Праздничный обед тоже был испорчен. Придя домой с праздника, Брут дал волю чувствам: «Этот человек погубит Рим!» Сервилия ничего есть не стала и, жестом приказав рабам удалиться на свою половину, лежала на обеденной кушетке напряженная, словно в мертвом окоченении. А новая жена Брута, дочь Катона, до сих пор глубоко потрясенная самоубийством любимого отца, сказала, по своему обыкновению патетически, обратя на Брута глаза — большие и всегда с искоркой безумства: «Если, мой любимый, мой муж, тебе нужна моя жизнь, чтобы отплатить этому чудовищу Цезарю за всю причиненную нам боль, — только скажи, что мне нужно сделать. Я ничего не боюсь и готова выполнить все!» И вдруг схватила со стола нож и полоснула себя по запястью. Сервилия и Брут окаменело смотрели, как густая темно-красная кровь заструилась на мраморный пол, на его синеватые прожилки, похожие на человеческие вены.

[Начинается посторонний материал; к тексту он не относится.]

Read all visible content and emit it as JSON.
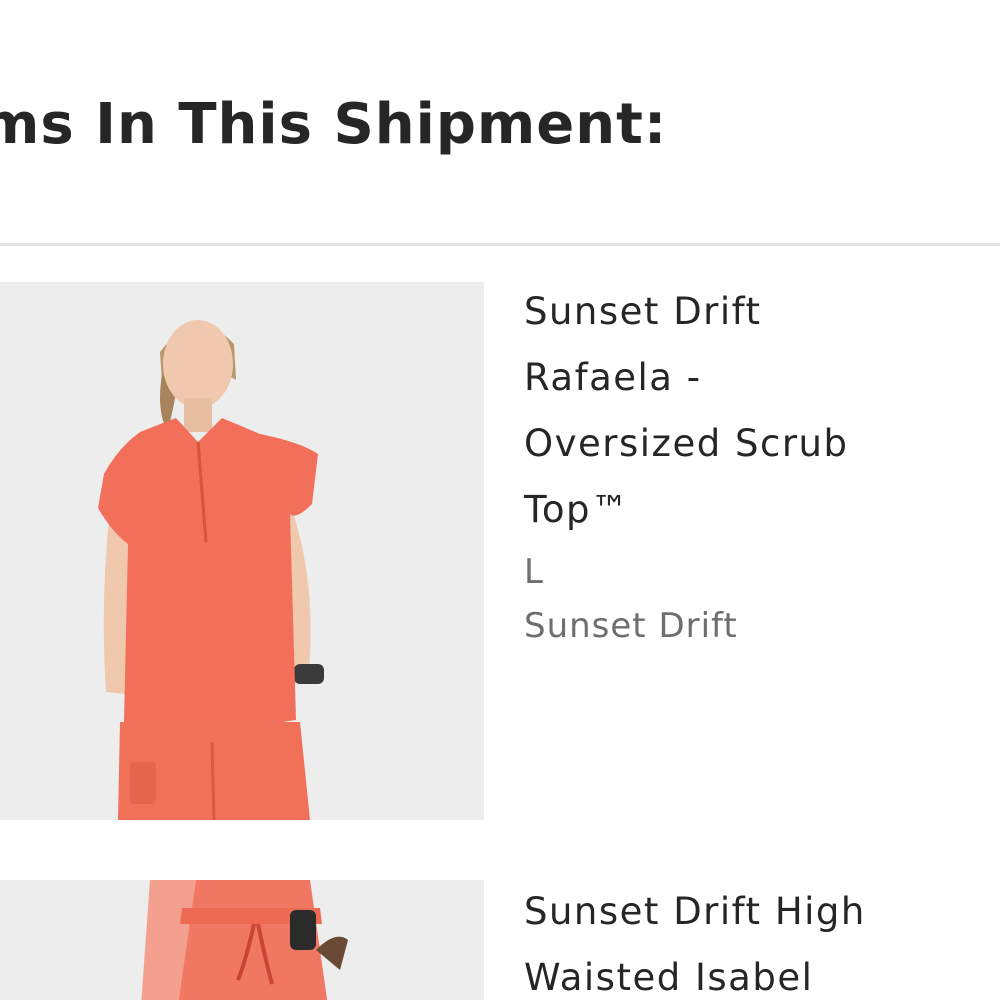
{
  "shipment": {
    "heading": "ems In This Shipment:",
    "items": [
      {
        "title_lines": [
          "Sunset Drift",
          "Rafaela -",
          "Oversized Scrub",
          "Top™"
        ],
        "size": "L",
        "color": "Sunset Drift",
        "image_icon": "product-photo-scrub-top"
      },
      {
        "title_lines": [
          "Sunset Drift High",
          "Waisted Isabel"
        ],
        "image_icon": "product-photo-scrub-pants"
      }
    ]
  },
  "colors": {
    "product_coral": "#f26f5a",
    "image_background": "#ededed",
    "heading_text": "#262626",
    "meta_text": "#6e6e6e"
  }
}
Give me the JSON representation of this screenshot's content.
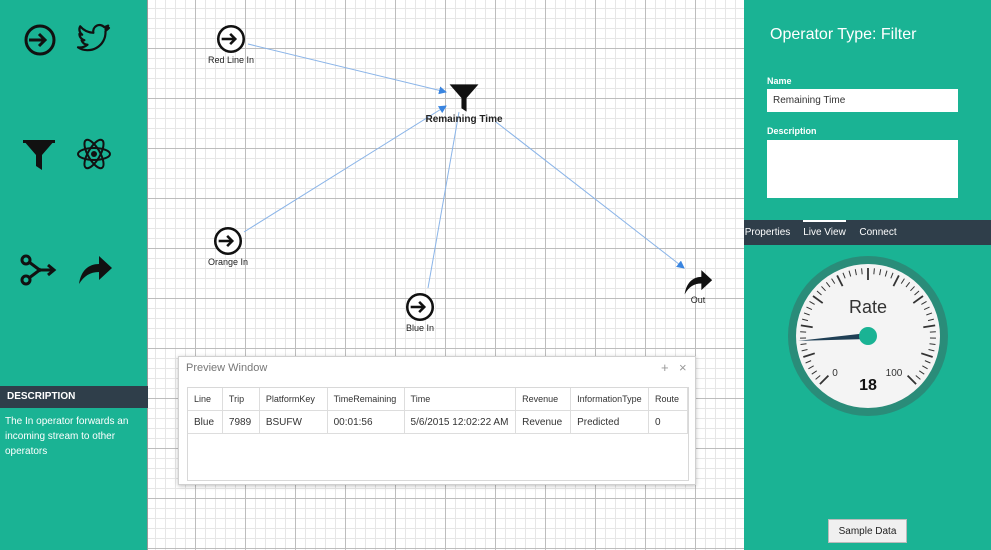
{
  "left_panel": {
    "tools": [
      {
        "icon": "input-icon"
      },
      {
        "icon": "twitter-icon"
      },
      {
        "icon": "filter-icon"
      },
      {
        "icon": "atom-icon"
      },
      {
        "icon": "split-icon"
      },
      {
        "icon": "output-arrow-icon"
      }
    ],
    "description_header": "DESCRIPTION",
    "description_text": "The In operator forwards an incoming stream to other operators"
  },
  "canvas": {
    "nodes": {
      "red_line_in": "Red Line In",
      "remaining_time": "Remaining Time",
      "orange_in": "Orange In",
      "blue_in": "Blue In",
      "out": "Out"
    },
    "wire_color": "#8ab4e8"
  },
  "preview": {
    "title": "Preview Window",
    "add_symbol": "+",
    "close_symbol": "×",
    "columns": [
      "Line",
      "Trip",
      "PlatformKey",
      "TimeRemaining",
      "Time",
      "Revenue",
      "InformationType",
      "Route"
    ],
    "rows": [
      [
        "Blue",
        "7989",
        "BSUFW",
        "00:01:56",
        "5/6/2015 12:02:22 AM",
        "Revenue",
        "Predicted",
        "0"
      ]
    ]
  },
  "right_panel": {
    "title": "Operator Type: Filter",
    "name_label": "Name",
    "name_value": "Remaining Time",
    "description_label": "Description",
    "description_value": "",
    "tabs": [
      "Properties",
      "Live View",
      "Connect"
    ],
    "active_tab": "Live View",
    "gauge": {
      "label": "Rate",
      "value": 18,
      "min_label": "0",
      "max_label": "100"
    },
    "sample_button": "Sample Data"
  },
  "colors": {
    "accent": "#1ab394",
    "dark": "#2f3e4a"
  }
}
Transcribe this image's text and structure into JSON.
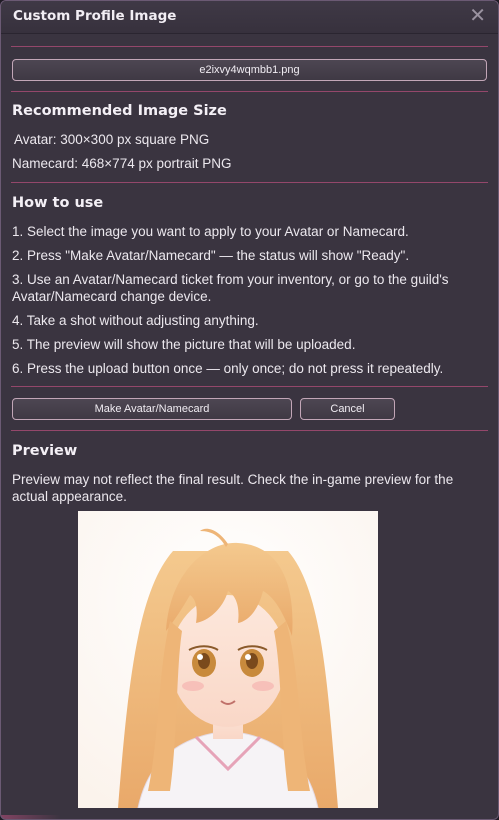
{
  "window": {
    "title": "Custom Profile Image",
    "close_label": "✕"
  },
  "file": {
    "name": "e2ixvy4wqmbb1.png"
  },
  "recommended": {
    "heading": "Recommended Image Size",
    "avatar": "Avatar: 300×300 px square PNG",
    "namecard": "Namecard: 468×774 px portrait PNG"
  },
  "how_to": {
    "heading": "How to use",
    "steps": [
      "1. Select the image you want to apply to your Avatar or Namecard.",
      "2. Press \"Make Avatar/Namecard\" — the status will show \"Ready\".",
      "3. Use an Avatar/Namecard ticket from your inventory, or go to the guild's Avatar/Namecard change device.",
      "4. Take a shot without adjusting anything.",
      "5. The preview will show the picture that will be uploaded.",
      "6. Press the upload button once — only once; do not press it repeatedly."
    ]
  },
  "actions": {
    "make_label": "Make Avatar/Namecard",
    "cancel_label": "Cancel"
  },
  "preview": {
    "heading": "Preview",
    "note": "Preview may not reflect the final result. Check the in-game preview for the actual appearance."
  },
  "colors": {
    "panel_bg": "#3a3440",
    "separator": "#b34e7a",
    "button_border": "#c2a6b7"
  }
}
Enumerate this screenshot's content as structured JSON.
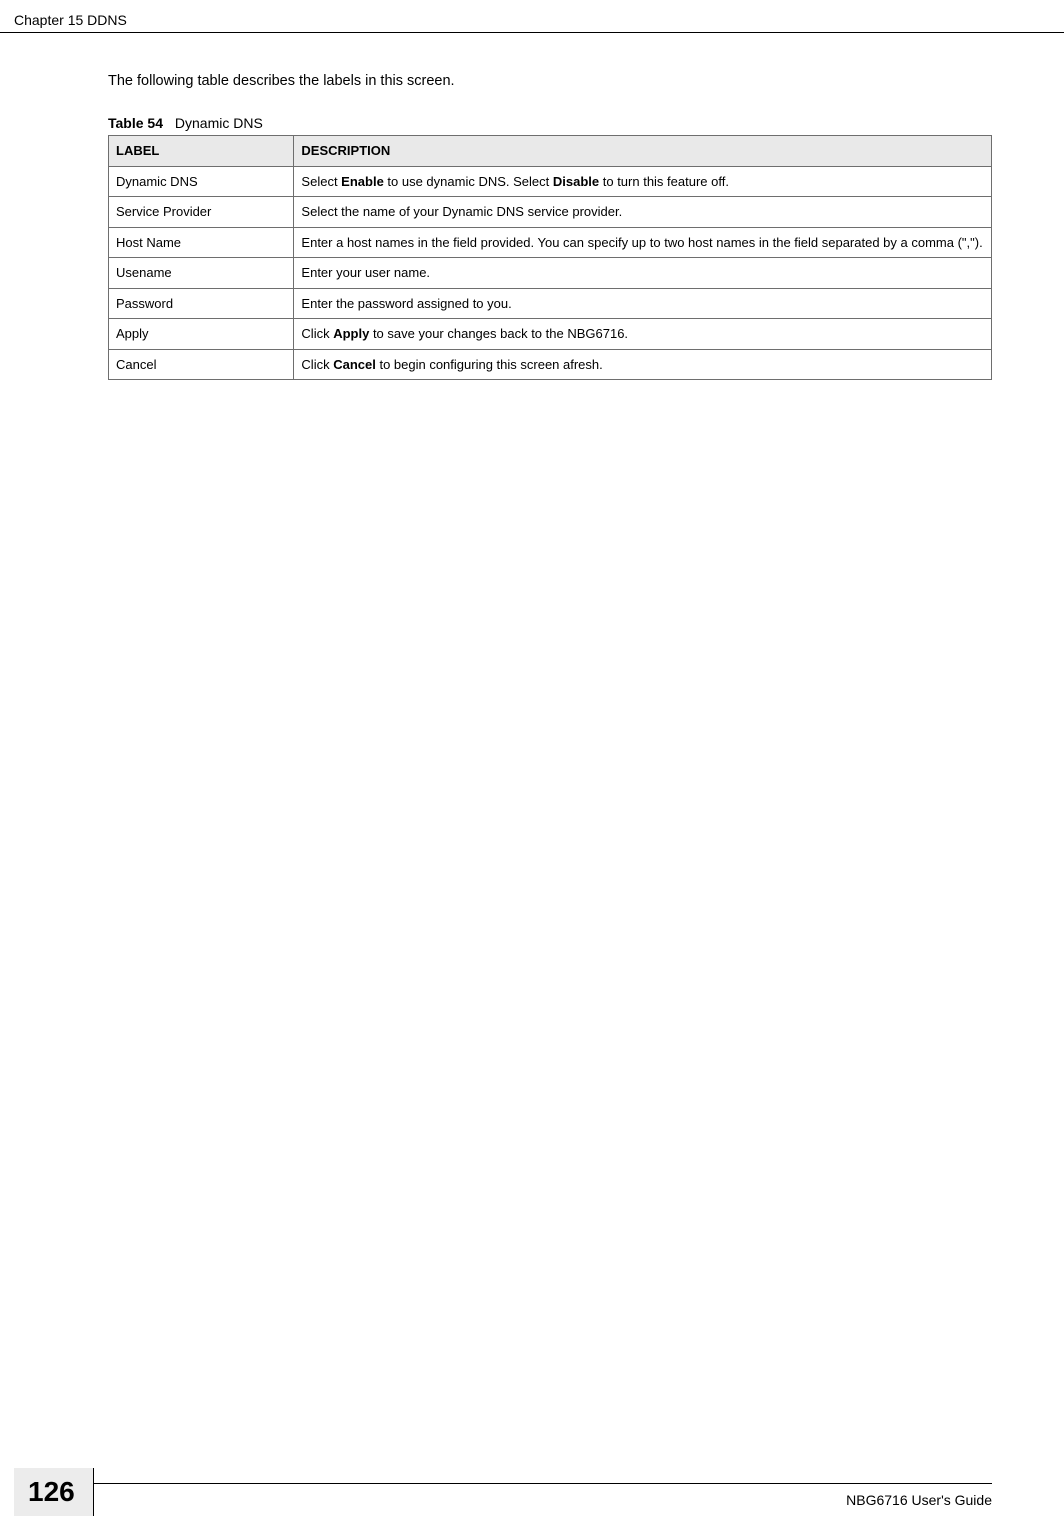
{
  "header": {
    "chapter": "Chapter 15 DDNS"
  },
  "intro": "The following table describes the labels in this screen.",
  "table_caption": {
    "number": "Table 54",
    "title": "Dynamic DNS"
  },
  "table": {
    "headers": {
      "label": "LABEL",
      "description": "DESCRIPTION"
    },
    "rows": [
      {
        "label": "Dynamic DNS",
        "desc_segments": [
          {
            "t": "Select "
          },
          {
            "t": "Enable",
            "b": true
          },
          {
            "t": " to use dynamic DNS. Select "
          },
          {
            "t": "Disable",
            "b": true
          },
          {
            "t": " to turn this feature off."
          }
        ]
      },
      {
        "label": "Service Provider",
        "desc_segments": [
          {
            "t": "Select the name of your Dynamic DNS service provider."
          }
        ]
      },
      {
        "label": "Host Name",
        "desc_segments": [
          {
            "t": "Enter a host names in the field provided. You can specify up to two host names in the field separated by a comma (\",\")."
          }
        ]
      },
      {
        "label": "Usename",
        "desc_segments": [
          {
            "t": "Enter your user name."
          }
        ]
      },
      {
        "label": "Password",
        "desc_segments": [
          {
            "t": "Enter the password assigned to you."
          }
        ]
      },
      {
        "label": "Apply",
        "desc_segments": [
          {
            "t": "Click "
          },
          {
            "t": "Apply",
            "b": true
          },
          {
            "t": " to save your changes back to the NBG6716."
          }
        ]
      },
      {
        "label": "Cancel",
        "desc_segments": [
          {
            "t": "Click "
          },
          {
            "t": "Cancel",
            "b": true
          },
          {
            "t": " to begin configuring this screen afresh."
          }
        ]
      }
    ]
  },
  "footer": {
    "page_number": "126",
    "guide": "NBG6716 User's Guide"
  }
}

Пока рабы перевязывали ей руку, Сервилия резко поднялась с кушетки и попросила Брута выйти с ней в перистиль. И там, между колонн, сказала ему, без всяких предисловий и экивоков, медленно, с расстановкой, словно говорила на иностранном языке и не уверена была, что иначе до него дойдет: «Цезарь — твой настоящий отец. Твой отец. Цезарь. Ты — его сын. Если ты причинишь ему зло, ты станешь отцеубийцей».

«Цезарь-отец-Цезарь-отец-Цезарь-отец», — слова били в голове Брута, как будто какой-то обезумевший кузнец с оглушительным звоном все опускал и опускал молот на пустую наковальню, и именно потому, что наковальня была пуста, в этом не было смысла и этому не виделось конца.

— Какой грустный в этом году праздник, — сказал Брут меланхолично. И посмотрел на нее совершенно чужими глазами.

С того дня сын перестал замечать ее, как будто ее тогда, и вправду, просто сожгли на закате за Тибром.

* * *

Цезарь смотрел в потолок, и бессонница гнала перед его мысленным взором воспоминания, словно облака. Опять вошел раб и, стараясь оставаться как можно более незаметным и двигаться бесшумно, заменил ночную вазу.

«Вот Антоний, — подумал Цезарь, улыбаясь и гоня от себя воспоминания о прошедших Луперкалиях, — несмотря на прилежное изучение риторики в Афинах, кажется, совсем избежал республиканских идей. Скорее всего, потому, что с афинскими шлюхами проводил гораздо больше времени, чем на лекциях по греческому и риторике. Он, конечно, сукин сын и пьяница, и бабник, но бесхитростен. И предан, как пес».

Кто-то шепнул ему после Луперкалий, что Антоний более властолюбив, чем кажется, и Цезарю надо быть с ним поосторожнее. Но Цезарь, вспомнив бычью шею Антония и то, что тот вечно жует что-то большим ртом, тоже как бык, ответил тогда, что не опасается тех, кто любит хорошо поесть и выпить. А теперь подумал, что это худых, задумчивых и отказывающих себе в плотских удовольствиях следует опасаться больше всего. И еще почему-то подумал, что сейчас довольно точно описал Брута.